Tesla has teased its Optimus humanoid robot prototype with a new image, ahead of a full unveiling planned for September 30.
Earlier this year, CEO Elon Musk announced “Tesla AI Day #2” with “many cool updates” on August 19.
The original “Tesla AI Day” held last year was an event focused on the company’s self-driving program. The automaker also unveiled its Dojo supercomputer and announced plans for the “Tesla Bot” humanoid robot – now known as Tesla Optimus.
The AI Day #2 was supposed to be held a year to the day after the first one, but Musk took to Twitter in June to delay the event to September 30. As for the reason for the delay, the CEO said that Tesla may have a working prototype of Optimus by then.
Now at Tesla’s annual shareholder’s meeting, Musk released a new image of the Tesla Optimus to promote the upcoming AI Day #2 event:
The image appears to feature the robotic hands of the actual Tesla Optimus prototype.

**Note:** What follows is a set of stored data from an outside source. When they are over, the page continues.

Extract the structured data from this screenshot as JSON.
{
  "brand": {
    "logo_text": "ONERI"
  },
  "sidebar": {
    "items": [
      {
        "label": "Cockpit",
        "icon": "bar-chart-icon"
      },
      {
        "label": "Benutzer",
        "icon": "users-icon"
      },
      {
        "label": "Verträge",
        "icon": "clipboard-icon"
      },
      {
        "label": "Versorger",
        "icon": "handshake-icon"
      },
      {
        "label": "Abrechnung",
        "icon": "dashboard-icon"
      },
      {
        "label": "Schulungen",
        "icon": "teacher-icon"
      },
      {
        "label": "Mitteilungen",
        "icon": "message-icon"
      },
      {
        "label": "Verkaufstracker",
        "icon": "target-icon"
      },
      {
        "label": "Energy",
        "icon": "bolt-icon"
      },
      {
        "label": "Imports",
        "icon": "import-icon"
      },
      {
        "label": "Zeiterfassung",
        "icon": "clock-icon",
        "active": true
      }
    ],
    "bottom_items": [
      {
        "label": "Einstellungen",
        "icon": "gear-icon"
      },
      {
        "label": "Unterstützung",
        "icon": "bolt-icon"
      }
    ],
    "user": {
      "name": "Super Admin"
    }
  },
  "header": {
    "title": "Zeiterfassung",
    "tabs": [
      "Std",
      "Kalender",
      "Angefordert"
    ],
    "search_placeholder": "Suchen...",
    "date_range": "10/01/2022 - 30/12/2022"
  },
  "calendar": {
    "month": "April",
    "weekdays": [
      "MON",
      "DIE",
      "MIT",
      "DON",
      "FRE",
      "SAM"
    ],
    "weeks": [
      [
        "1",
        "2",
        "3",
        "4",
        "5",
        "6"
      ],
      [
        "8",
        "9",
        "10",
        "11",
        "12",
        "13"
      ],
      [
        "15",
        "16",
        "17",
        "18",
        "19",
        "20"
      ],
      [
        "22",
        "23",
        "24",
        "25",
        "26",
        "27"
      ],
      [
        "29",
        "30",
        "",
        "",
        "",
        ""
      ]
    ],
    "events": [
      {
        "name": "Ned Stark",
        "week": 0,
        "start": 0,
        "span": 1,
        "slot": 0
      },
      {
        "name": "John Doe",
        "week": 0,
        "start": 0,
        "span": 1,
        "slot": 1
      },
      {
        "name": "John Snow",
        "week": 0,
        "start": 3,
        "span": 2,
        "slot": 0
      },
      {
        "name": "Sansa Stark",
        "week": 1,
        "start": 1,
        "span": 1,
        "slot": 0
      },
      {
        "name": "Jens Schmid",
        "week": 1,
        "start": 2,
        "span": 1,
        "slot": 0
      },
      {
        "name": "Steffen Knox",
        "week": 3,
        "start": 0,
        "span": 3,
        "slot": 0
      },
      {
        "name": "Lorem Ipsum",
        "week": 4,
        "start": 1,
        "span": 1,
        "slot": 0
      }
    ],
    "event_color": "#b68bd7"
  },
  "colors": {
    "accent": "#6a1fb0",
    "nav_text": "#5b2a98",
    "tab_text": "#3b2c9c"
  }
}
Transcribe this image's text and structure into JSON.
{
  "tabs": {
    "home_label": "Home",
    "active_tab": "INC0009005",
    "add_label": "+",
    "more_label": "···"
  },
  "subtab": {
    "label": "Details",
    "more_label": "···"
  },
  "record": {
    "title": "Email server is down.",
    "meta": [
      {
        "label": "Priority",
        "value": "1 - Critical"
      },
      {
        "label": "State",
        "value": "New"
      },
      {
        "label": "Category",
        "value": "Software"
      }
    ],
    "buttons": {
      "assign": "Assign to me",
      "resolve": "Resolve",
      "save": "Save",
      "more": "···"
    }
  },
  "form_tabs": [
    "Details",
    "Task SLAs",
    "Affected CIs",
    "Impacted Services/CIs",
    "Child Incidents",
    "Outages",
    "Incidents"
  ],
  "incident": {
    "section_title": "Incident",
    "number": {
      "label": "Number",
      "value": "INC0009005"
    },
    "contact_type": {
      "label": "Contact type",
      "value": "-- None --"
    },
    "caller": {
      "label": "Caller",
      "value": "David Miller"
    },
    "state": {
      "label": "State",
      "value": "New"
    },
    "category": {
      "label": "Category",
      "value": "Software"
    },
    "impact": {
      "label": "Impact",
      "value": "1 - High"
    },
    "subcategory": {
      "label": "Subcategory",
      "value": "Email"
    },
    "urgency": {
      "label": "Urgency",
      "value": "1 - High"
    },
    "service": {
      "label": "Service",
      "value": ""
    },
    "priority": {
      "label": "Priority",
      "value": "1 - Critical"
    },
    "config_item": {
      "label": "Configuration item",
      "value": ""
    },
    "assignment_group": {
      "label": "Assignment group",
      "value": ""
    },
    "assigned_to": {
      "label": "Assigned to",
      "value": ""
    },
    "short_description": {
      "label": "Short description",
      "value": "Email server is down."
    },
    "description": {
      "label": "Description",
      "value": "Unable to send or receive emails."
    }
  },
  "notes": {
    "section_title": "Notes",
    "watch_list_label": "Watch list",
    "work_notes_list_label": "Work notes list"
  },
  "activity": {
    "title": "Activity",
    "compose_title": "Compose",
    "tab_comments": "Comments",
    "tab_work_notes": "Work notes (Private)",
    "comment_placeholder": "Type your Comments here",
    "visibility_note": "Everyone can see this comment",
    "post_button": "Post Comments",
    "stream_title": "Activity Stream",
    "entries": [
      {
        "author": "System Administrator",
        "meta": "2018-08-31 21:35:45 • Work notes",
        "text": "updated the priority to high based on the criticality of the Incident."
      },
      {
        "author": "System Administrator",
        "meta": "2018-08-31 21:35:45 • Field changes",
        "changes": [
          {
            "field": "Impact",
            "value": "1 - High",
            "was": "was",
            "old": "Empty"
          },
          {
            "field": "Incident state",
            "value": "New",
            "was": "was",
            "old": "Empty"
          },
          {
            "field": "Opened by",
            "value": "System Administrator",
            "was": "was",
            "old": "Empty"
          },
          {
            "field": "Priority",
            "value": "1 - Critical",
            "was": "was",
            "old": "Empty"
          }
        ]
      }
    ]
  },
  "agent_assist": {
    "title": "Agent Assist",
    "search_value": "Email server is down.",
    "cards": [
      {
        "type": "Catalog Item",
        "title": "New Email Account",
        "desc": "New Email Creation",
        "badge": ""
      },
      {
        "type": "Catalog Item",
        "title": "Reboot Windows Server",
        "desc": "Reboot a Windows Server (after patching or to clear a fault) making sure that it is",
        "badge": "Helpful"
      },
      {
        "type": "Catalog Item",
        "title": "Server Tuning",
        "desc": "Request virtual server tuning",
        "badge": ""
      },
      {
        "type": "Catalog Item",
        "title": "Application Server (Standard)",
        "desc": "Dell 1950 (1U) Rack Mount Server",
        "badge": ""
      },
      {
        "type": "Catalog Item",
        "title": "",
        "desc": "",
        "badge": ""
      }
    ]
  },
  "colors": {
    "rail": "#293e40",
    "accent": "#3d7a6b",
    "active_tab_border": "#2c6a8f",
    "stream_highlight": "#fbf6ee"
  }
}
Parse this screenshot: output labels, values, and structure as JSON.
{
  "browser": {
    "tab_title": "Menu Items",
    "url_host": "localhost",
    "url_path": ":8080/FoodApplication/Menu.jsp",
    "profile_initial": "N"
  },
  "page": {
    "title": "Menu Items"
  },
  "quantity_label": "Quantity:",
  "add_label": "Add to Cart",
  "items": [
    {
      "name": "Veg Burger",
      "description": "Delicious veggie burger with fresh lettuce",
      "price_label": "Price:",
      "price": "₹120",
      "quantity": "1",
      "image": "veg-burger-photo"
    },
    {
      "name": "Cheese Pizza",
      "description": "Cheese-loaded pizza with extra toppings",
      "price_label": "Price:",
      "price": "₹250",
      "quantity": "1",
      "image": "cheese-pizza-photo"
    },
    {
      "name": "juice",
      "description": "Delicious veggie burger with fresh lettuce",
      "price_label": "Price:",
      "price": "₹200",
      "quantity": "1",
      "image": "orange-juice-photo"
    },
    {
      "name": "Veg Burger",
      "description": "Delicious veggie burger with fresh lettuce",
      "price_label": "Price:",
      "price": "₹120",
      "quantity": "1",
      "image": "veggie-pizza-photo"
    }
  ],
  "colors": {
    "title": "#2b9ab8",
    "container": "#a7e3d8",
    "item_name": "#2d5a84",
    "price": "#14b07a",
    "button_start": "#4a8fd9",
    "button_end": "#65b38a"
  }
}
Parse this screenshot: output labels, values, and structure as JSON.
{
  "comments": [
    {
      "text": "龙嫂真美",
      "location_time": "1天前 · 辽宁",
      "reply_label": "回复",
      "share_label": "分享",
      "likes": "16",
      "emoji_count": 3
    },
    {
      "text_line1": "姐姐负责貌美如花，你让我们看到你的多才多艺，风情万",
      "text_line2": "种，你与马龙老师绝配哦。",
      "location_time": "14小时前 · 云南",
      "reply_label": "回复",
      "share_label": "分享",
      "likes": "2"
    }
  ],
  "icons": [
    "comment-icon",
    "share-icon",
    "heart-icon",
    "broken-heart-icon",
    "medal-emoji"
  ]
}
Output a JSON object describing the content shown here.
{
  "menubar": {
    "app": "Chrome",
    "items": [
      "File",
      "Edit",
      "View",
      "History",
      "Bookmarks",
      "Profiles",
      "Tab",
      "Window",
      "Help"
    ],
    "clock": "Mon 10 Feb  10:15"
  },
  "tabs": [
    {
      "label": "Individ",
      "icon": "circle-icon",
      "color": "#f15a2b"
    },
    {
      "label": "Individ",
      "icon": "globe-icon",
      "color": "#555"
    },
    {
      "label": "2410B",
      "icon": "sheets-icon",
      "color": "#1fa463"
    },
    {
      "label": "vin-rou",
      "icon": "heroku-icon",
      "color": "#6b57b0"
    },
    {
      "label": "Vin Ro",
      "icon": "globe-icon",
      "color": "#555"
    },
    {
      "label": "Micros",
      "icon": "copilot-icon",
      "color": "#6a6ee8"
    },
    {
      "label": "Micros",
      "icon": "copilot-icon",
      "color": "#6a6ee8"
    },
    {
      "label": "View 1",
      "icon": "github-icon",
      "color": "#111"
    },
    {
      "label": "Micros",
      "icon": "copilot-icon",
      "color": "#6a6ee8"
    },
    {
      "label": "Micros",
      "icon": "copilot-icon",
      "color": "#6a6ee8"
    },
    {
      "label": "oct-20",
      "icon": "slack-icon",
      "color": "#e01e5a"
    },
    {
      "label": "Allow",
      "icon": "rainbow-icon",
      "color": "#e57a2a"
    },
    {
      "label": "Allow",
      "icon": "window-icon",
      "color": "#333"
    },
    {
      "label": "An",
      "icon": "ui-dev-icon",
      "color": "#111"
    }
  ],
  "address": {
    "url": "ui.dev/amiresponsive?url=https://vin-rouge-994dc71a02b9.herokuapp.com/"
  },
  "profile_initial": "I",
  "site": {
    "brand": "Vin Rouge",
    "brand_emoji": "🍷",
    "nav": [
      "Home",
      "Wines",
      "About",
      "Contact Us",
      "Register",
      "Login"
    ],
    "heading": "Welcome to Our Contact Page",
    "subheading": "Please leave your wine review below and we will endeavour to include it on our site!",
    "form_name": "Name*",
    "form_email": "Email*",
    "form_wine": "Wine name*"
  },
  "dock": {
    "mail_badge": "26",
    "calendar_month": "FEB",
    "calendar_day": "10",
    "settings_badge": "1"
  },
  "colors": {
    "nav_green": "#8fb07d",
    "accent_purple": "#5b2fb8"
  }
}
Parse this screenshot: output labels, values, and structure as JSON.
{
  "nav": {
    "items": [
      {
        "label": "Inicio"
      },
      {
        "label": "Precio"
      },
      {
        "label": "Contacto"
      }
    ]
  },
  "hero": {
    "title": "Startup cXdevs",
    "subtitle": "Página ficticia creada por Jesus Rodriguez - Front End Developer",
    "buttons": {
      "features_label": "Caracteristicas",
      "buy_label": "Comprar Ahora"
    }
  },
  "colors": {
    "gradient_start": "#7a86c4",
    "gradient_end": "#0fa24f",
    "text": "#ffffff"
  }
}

At the original AI Day, Musk announced the project by bringing a human in a robot custom on stage – which was obviously a joke – but it also brought criticism as a pie-in-the-sky project. However, the CEO has been doubling down on the project.
The CEO even said that the company aims to start production of the robot in 2023, which surprised many. This is an extremely ambitious timeline for such an ambitious project, but Musk said on several occasions that it has become a priority.
In January, the CEO said that Tesla is prioritizing product development of the Optimus humanoid robot in 2022 over other products.
At the event today, Musk again reiterated that he believes that the humanoid robot business should become bigger than Tesla’s automotive business:
I suspect Optimus is going to be more valuable than the car long-term. It will turn the whole notion of the economy on its head.
The CEO previously stated that the Optimus could be a solution to the labor shortage and create a shift in the economy to greatly reduce costs.
Tesla plans to leverage its existing expertise in power electronics and batteries for electric vehicles to build the robot and use its AI expertise to give it a brain.
At first, Musk said that the robot would be programmed to perform simple and repetitive tasks, including in manufacturing operations like Tesla’s own.
Tesla plans for the robot to improve over time and be able to perform a wider range of tasks that would make it useful for both commercial and consumer applications.